Álvaro Pacheco – Missionário da Consolata

Dias atrás, li um artigo sobre a assistência religiosa nos hospitais nestes tempos de pandemia, assistência que engloba várias confissões religiosas. A leitura deste artigo da agência Lusa (publicado no DN a 06.02.21), com o título “Assistência espiritual e religiosa é bálsamo nos hospitais” fez-me viajar no tempo, regressando à Figueira da Foz onde, de setembro de 2014 a setembro do ano passado, trabalhei como animador missionário e pároco responsável de duas paróquias a sul do Mondego.

Estando o Hospital Distrital da Figueira da Foz inserido no território de uma destas paróquias, e após saber que não havia um capelão fixo nessa instituição, decidi oferecer o meu tempo como capelão voluntário: com esta experiência única e muito enriquecedora, tive a oportunidade e a bênção de poder desenvolver e praticar ainda mais duas das atitudes fundamentais de Cristo, a proximidade e a empatia. Como base desta minha partilha, transcrevo uma afirmação do padre Paulo Teixeira, capelão do Centro Hospital Universitário de São João, no Porto: “A experiência da doença expõe a vulnerabilidade e faz ver a necessidade do outro”. Esta frase tocou-me imenso, porque vem ao encontro do que senti em muitos encontros que tive com doentes de vária ordem, sobretudo os terminais. Ter sido voluntário em ambiente hospitalar ajudou-me a ser mais consciente da fragilidade humana e, ao mesmo tempo, do valor e importância do outro enquanto presença consoladora, neste caso da minha parte e de outros voluntários. Mais ainda: enquanto me apercebia da real fragilidade de cada um de nós, sentia que nessa fragilidade estava Deus, o mesmo que veio até nós e assumiu a nossa condição humana, exceto o pecado, o mesmo Deus que viveu na carne a fragilidade do ser humano, a sua dependência do outro enquanto “companheiro de relação”. Isto porque uma das palavras que melhor definem a verdadeira essência de Deus é a palavra “relação”: sim, Deus é amor e, como tal, criou o ser humano como companheiro de relação.

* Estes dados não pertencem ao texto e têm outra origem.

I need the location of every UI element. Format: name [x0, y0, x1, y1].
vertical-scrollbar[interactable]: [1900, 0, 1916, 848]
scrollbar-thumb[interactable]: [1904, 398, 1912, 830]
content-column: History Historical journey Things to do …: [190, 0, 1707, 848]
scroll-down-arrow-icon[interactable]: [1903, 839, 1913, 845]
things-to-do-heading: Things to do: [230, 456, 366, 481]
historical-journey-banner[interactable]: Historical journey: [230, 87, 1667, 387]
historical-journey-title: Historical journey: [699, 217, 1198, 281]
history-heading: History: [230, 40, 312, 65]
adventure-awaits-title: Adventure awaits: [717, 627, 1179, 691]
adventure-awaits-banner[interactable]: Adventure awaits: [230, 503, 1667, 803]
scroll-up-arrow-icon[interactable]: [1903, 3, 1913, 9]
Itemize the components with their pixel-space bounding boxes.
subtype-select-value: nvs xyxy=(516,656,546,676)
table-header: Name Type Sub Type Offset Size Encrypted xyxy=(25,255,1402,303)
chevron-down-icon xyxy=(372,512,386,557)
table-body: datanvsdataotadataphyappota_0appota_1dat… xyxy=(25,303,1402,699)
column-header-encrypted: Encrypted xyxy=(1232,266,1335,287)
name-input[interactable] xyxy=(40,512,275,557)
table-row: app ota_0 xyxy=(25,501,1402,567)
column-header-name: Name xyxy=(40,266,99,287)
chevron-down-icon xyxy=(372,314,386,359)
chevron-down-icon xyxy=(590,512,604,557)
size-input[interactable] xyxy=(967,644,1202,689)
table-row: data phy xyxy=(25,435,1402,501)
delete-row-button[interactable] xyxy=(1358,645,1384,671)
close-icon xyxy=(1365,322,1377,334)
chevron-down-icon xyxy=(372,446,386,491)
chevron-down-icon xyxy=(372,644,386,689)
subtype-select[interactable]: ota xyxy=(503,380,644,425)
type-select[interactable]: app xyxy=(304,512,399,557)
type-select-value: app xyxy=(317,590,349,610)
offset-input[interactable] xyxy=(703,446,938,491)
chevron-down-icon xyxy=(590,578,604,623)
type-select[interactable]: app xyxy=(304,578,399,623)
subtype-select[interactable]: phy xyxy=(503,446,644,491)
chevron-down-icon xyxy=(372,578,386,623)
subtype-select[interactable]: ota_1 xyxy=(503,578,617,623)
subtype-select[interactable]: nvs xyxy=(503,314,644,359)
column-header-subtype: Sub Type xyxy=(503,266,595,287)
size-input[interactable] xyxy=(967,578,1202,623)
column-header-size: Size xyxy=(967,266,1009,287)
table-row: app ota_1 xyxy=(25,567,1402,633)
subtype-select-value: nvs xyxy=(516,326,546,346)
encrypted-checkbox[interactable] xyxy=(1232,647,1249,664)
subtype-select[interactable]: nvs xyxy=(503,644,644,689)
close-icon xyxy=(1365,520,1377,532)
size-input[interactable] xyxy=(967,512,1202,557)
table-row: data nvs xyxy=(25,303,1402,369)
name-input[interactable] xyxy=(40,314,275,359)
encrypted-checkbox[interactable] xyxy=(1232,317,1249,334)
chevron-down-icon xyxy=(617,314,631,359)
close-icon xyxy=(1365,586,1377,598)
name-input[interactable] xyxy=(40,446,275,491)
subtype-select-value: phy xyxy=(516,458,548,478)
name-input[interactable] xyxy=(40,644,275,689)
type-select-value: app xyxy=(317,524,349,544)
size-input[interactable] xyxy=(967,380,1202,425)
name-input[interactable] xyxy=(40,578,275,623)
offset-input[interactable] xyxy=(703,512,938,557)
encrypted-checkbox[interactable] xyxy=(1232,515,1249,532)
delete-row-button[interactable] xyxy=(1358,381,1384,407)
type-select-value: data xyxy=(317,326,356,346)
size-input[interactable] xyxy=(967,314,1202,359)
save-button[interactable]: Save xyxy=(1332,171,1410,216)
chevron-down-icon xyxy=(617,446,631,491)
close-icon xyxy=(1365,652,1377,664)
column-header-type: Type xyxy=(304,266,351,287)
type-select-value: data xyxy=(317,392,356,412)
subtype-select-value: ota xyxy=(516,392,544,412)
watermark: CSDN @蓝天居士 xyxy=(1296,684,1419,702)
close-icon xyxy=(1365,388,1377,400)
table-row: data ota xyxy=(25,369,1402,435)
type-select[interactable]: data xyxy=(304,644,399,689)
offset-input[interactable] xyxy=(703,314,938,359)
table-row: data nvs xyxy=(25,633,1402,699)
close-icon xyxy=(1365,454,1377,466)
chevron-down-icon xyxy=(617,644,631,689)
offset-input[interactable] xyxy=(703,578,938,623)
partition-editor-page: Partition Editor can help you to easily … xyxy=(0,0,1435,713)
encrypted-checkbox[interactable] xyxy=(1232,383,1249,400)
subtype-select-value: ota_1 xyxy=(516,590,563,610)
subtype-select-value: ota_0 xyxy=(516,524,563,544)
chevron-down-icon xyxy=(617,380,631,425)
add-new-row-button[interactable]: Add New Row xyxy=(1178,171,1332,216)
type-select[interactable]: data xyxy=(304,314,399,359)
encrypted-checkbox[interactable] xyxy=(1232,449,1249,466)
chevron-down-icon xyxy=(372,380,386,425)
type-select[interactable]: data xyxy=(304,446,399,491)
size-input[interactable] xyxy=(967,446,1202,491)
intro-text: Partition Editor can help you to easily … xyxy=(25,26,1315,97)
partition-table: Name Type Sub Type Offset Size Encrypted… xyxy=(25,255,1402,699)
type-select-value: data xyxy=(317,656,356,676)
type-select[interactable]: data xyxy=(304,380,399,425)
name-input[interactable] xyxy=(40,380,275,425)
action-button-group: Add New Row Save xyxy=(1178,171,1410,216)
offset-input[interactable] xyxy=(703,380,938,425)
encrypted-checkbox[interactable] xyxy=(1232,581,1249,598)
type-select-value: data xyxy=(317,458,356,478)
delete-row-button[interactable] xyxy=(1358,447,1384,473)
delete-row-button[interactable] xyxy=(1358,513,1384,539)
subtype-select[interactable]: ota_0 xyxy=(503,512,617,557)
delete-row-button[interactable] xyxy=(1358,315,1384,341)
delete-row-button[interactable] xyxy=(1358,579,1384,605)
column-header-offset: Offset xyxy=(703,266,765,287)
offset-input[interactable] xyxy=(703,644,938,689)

Neste contexto, assistir um doente, sentir a sua vulnerabilidade e criar empatia com ele/ela é um ato divino. Daí que Jesus se fez próximo de quem o procurava e, através da empatia, criou relações de amizade e de pertença; Ele deixava-se tocar, tornando-se impuro com os impuros para, com o dom da cura física e espiritual, os purificar da maldição da impureza que lhes tinha sido imposta pelos ditos “homens de Deus”. Ao fazer-se próximo e ao criar empatia, Jesus “cheirava o cheiro das ovelhas”, tornando-se para eles e para nós o “Outro” de que todos necessitamos. Este “ser o Outro” faz parte da nossa vocação e missão de batizados; para tal, temos de lutar contra todos os obstáculos interiores ou, para usar uma linguagem mais atual, temos de curar todos os vírus que nos afastam dos outros e que minam a nossa relação de proximidade e empatia, de amizade e pertença.

Ao mesmo tempo, é importante darmo-nos conta da nossa própria vulnerabilidade, ou seja, “as coisas não acontecem só aos outros”. Infelizmente, a atual situação de caos, desespero e incerteza resulta, em boa parte, da convicção que muitos têm de que “só acontece aos outros”. Gostaria de enaltecer a figura dos voluntários, também no contexto desta pandemia, porque eles fazem parte da rede dos que trabalham nos hospitais, lares, centros de dia, para além de muitos deles visitarem também doentes em suas casas. Usando a imagem bíblica de Maria que se coloca ao serviço do projeto de salvação de Deus, o voluntário/a é aquele/a que diz ao doente e a Deus, que se encontra no doente, “faço minha a tua vontade!”

Os voluntários são um complemento importantíssimo em todas as instituições que cuidam de doentes, porque, mais do que do corpo, eles tratam da alma dos doentes, combatendo a solidão que fere de morte essa mesma alma. Infelizmente, esta pandemia limitou bastante a prática do voluntariado, deixando muitos doentes, especialmente idosos, abandonados a si mesmos, porque os profissionais de saúde não os podem acudir a toda a hora… e eles mesmos, profissionais de saúde, perdem muito por não ter quem os console e acompanhe nas lutas desiguais que travam diariamente, tarefa também assumida por muitos voluntários e capelães. Mas dias melhores virão.